Kim, who won acclaim for her debut novel, “Miracle Creek,” follows a Korean American family in Virginia grappling with a crisis: When a teenager named Eugene — who has a rare genetic condition that prevents him from speaking — comes home from a walk covered in blood and without his father, the family must investigate the disappearance and find a way for Eugene to reveal what happened.
3. Crook Manifesto, by Colson Whitehead

Ray Carney, the antihero of Whitehead’s 2021 novel “Harlem Shuffle,” is back, trying to keep his life on track: He’s stopped fencing stolen goods, and runs a thriving furniture store in Harlem.
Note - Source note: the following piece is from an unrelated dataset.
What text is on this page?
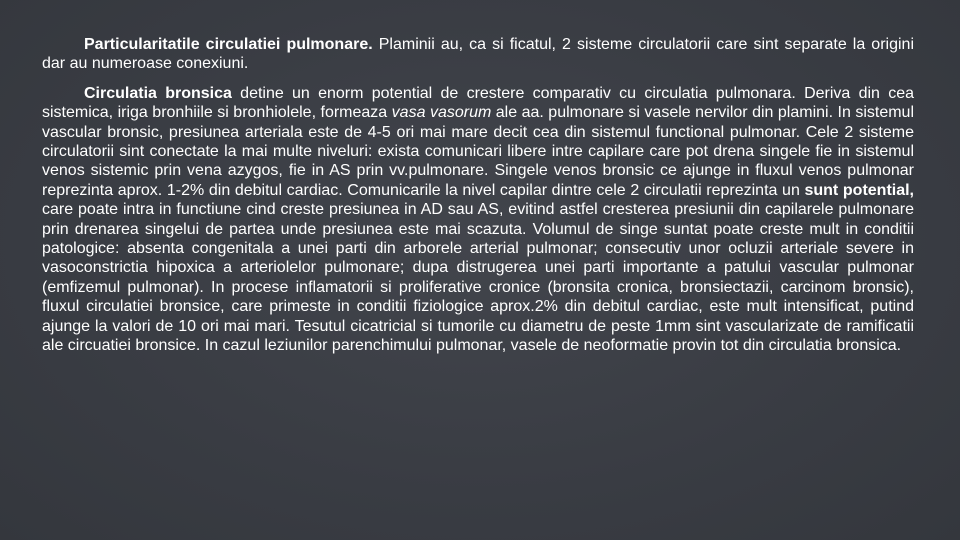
Particularitatile circulatiei pulmonare. Plaminii au, ca si ficatul, 2 sisteme circulatorii care sint separate la origini dar au numeroase conexiuni.

Circulatia bronsica detine un enorm potential de crestere comparativ cu circulatia pulmonara. Deriva din cea sistemica, iriga bronhiile si bronhiolele, formeaza vasa vasorum ale aa. pulmonare si vasele nervilor din plamini. In sistemul vascular bronsic, presiunea arteriala este de 4-5 ori mai mare decit cea din sistemul functional pulmonar. Cele 2 sisteme circulatorii sint conectate la mai multe niveluri: exista comunicari libere intre capilare care pot drena singele fie in sistemul venos sistemic prin vena azygos, fie in AS prin vv.pulmonare. Singele venos bronsic ce ajunge in fluxul venos pulmonar reprezinta aprox. 1-2% din debitul cardiac. Comunicarile la nivel capilar dintre cele 2 circulatii reprezinta un sunt potential, care poate intra in functiune cind creste presiunea in AD sau AS, evitind astfel cresterea presiunii din capilarele pulmonare prin drenarea singelui de partea unde presiunea este mai scazuta. Volumul de singe suntat poate creste mult in conditii patologice: absenta congenitala a unei parti din arborele arterial pulmonar; consecutiv unor ocluzii arteriale severe in vasoconstrictia hipoxica a arteriolelor pulmonare; dupa distrugerea unei parti importante a patului vascular pulmonar (emfizemul pulmonar). In procese inflamatorii si proliferative cronice (bronsita cronica, bronsiectazii, carcinom bronsic), fluxul circulatiei bronsice, care primeste in conditii fiziologice aprox.2% din debitul cardiac, este mult intensificat, putind ajunge la valori de 10 ori mai mari. Tesutul cicatricial si tumorile cu diametru de peste 1mm sint vascularizate de ramificatii ale circuatiei bronsice. In cazul leziunilor parenchimului pulmonar, vasele de neoformatie provin tot din circulatia bronsica.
Things seem to be going according to plan until his daughter asks for Jackson 5 tickets, and a corrupt NYPD officer offers seats in exchange for a jewelry heist.
4. Loot, by Tania James

In James’s third novel, set in 18th-century India and France, a teenage artisan named Abbas is recruited by the ruler of Mysore, in southern India, to apprentice with a French clockmaker who is building an automaton of a tiger attacking a British soldier. Years later, after Mysore falls to the British, Abbas must steal back the artifact from a country estate.
5. Kairos, by Jenny Erpenbeck

After the death of her former lover, a woman receives two cardboard boxes full of his possessions, prompting her to relive their relationship: It began when she was 19, he was 53, and 1980s Berlin was on the precipice of seismic change. The novel, which was translated by Michael Hofmann, is her sixth to be released in English; our critic Dwight Garner noted that this “profound and moving book has a subterranean force.”